Pedro Miguel da
Silva Duarte liebt die Menschen. Am liebsten hat er ganz viele. Der
Festbeauftrage des Lissabonner Stadtteils Bica kann es gar nicht erwarten, bis
sich, in einer heißen Juninacht, 5000 von ihnen durch die Gassen vor seinem
Büro pressen werden, wie ein ins Leben wollendes Baby. Ganz Bica liegt am Hang,
wie so vieles in Lissabons Altstadt und die Calçada da Bica Grande
ist eines ihrer steilsten Exemplare. Die Sprunggelenke stehen auf Anschlag.

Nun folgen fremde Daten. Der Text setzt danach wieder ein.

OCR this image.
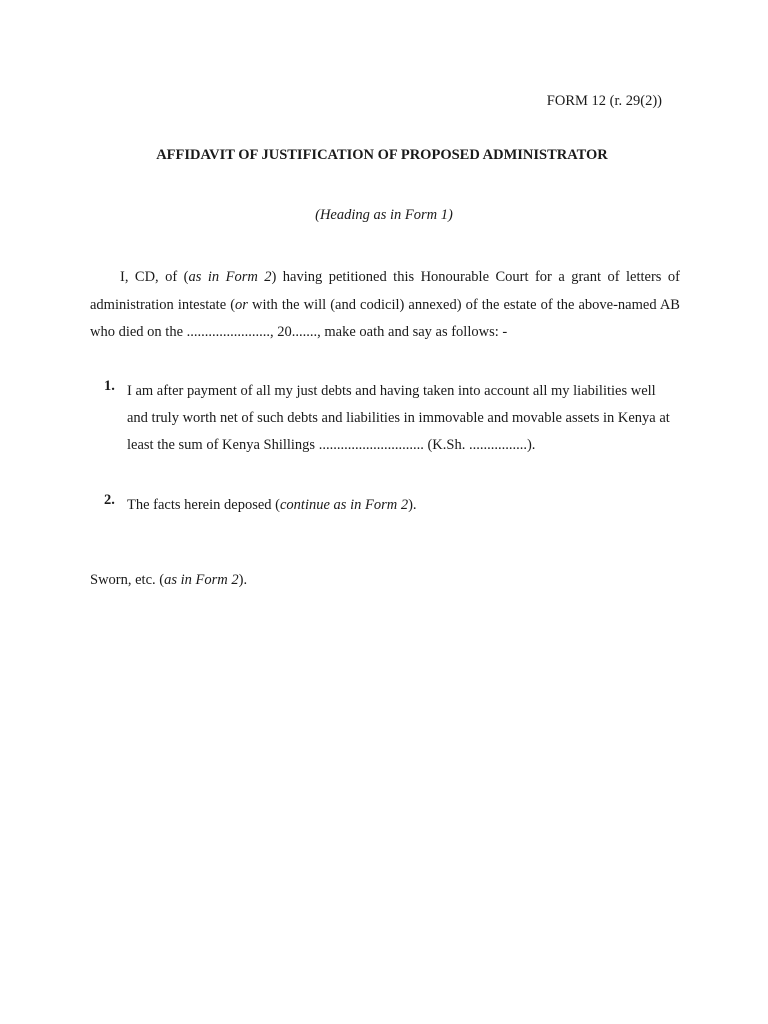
FORM 12 (r. 29(2))
AFFIDAVIT OF JUSTIFICATION OF PROPOSED ADMINISTRATOR
(Heading as in Form 1)
I, CD, of (as in Form 2) having petitioned this Honourable Court for a grant of letters of administration intestate (or with the will (and codicil) annexed) of the estate of the above-named AB who died on the ......................., 20......., make oath and say as follows: -
1. I am after payment of all my just debts and having taken into account all my liabilities well and truly worth net of such debts and liabilities in immovable and movable assets in Kenya at least the sum of Kenya Shillings ............................. (K.Sh. ................).
2. The facts herein deposed (continue as in Form 2).
Sworn, etc. (as in Form 2).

Auf dem Plateau vor seinem Büro werden sie den Kuchen verkaufen und das
kalte Bier. Der Schichtplan für jene Juninacht ist schon gemacht. Es wird jemanden
geben, der Biermarken ausgibt und einen, der das Zeug dann ausschenkt. Die
Sardinen braten weiter hinten. Es wird brütend heiß sein, wie immer, aber
das Bier wird fließen, so wie es immer geflossen ist, kalt und gold und billig.
Der Zapfhahn wird das Treiben, bis runter zur Straße, schon am Tropf halten. Für
die Treppenstufen, von der Straße zu seinem Büro, braucht Pedro Duarte in allen
anderen Monaten des Jahres keine 30 Sekunden. In dieser einen Juninacht jedoch,
kann es schon mal eine gute Stunde werden. Mit Sicherheitspersonal und
Bengalos. Dann geht gar nichts mehr. Nur in Rauch gehülltes Gemenge und
Gedränge. Die Sardinenerfahrung, nennt Pedro Duarte das [...]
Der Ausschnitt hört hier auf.